Winter Solstice: A Pause at the Root
The winter solstice marks the longest night of the year — a quiet hinge point where the light pauses before returning. It isn’t a celebration of darkness so much as an acknowledgment of it: a recognition that rest, stillness, and unseen work are not empty states, but necessary ones.
In the forest, this is not a dormant time. Beneath frozen ground and fallen leaves, mycelium continues its slow, deliberate work — connecting, redistributing, preparing. Nothing above the surface suggests growth, yet everything below is laying the groundwork for what comes next.
Mushrooms remind us of this every year.
They don’t rush. They don’t force themselves into the open. They wait until conditions are right — until the system beneath them is ready to support emergence. The fruiting body is brief, but the network that sustains it is patient and enduring.

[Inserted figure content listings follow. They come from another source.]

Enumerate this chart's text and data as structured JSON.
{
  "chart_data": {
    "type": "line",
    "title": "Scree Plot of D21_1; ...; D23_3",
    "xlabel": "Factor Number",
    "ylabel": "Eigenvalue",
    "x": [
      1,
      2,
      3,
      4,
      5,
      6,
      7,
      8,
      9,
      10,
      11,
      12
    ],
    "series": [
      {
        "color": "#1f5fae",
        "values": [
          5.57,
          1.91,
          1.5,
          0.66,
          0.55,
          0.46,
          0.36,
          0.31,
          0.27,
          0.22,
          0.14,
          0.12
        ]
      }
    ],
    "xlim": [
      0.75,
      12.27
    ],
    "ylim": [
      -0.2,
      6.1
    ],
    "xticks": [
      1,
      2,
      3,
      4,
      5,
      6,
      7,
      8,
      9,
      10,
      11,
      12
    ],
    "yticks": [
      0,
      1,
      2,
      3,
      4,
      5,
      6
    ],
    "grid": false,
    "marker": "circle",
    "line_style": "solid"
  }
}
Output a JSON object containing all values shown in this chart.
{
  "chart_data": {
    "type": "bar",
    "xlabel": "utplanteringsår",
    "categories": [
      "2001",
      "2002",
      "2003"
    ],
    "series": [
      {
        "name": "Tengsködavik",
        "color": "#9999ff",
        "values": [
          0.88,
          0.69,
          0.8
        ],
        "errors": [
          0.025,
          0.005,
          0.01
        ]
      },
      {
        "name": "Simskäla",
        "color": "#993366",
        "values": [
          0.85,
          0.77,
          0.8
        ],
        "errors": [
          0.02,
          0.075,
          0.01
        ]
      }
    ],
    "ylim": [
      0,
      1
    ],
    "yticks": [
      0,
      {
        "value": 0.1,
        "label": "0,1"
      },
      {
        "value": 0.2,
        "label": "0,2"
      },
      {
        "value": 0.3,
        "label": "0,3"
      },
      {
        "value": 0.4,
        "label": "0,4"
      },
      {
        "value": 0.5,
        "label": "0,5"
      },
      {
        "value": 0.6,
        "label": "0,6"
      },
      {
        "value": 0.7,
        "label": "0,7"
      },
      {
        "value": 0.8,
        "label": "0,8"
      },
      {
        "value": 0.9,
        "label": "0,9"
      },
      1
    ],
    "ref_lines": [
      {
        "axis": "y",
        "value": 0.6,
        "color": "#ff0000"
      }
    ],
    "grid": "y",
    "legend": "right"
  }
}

The solstice invites a similar kind of attention. Not the pressure to set intentions or make declarations, but the permission to notice where energy is being conserved, where quiet work is happening out of view. To understand that slowing down is not falling behind.
In the kitchen, this season often turns us toward what’s already been gathered and kept. Jars on shelves, grains and salts, dried mushrooms tucked away for later — a kind of pantry wisdom that mirrors the forest’s own way of storing energy for lean months. Cooking becomes less about novelty and more about care: warm bowls, familiar flavours, food that nourishes rather than impresses.
These small rituals matter. Stirring a pot, seasoning thoughtfully, sharing a simple meal by candlelight — they root us in continuity. They remind us that tending doesn’t require abundance, only attention.
As the light returns, increment by increment, it does so without urgency. The forest doesn’t hurry it along. Neither should we.
This solstice, we’re honouring the unseen work — the resting, the recalibrating, the careful keeping of what sustains us. May the coming light find its way to what’s ready.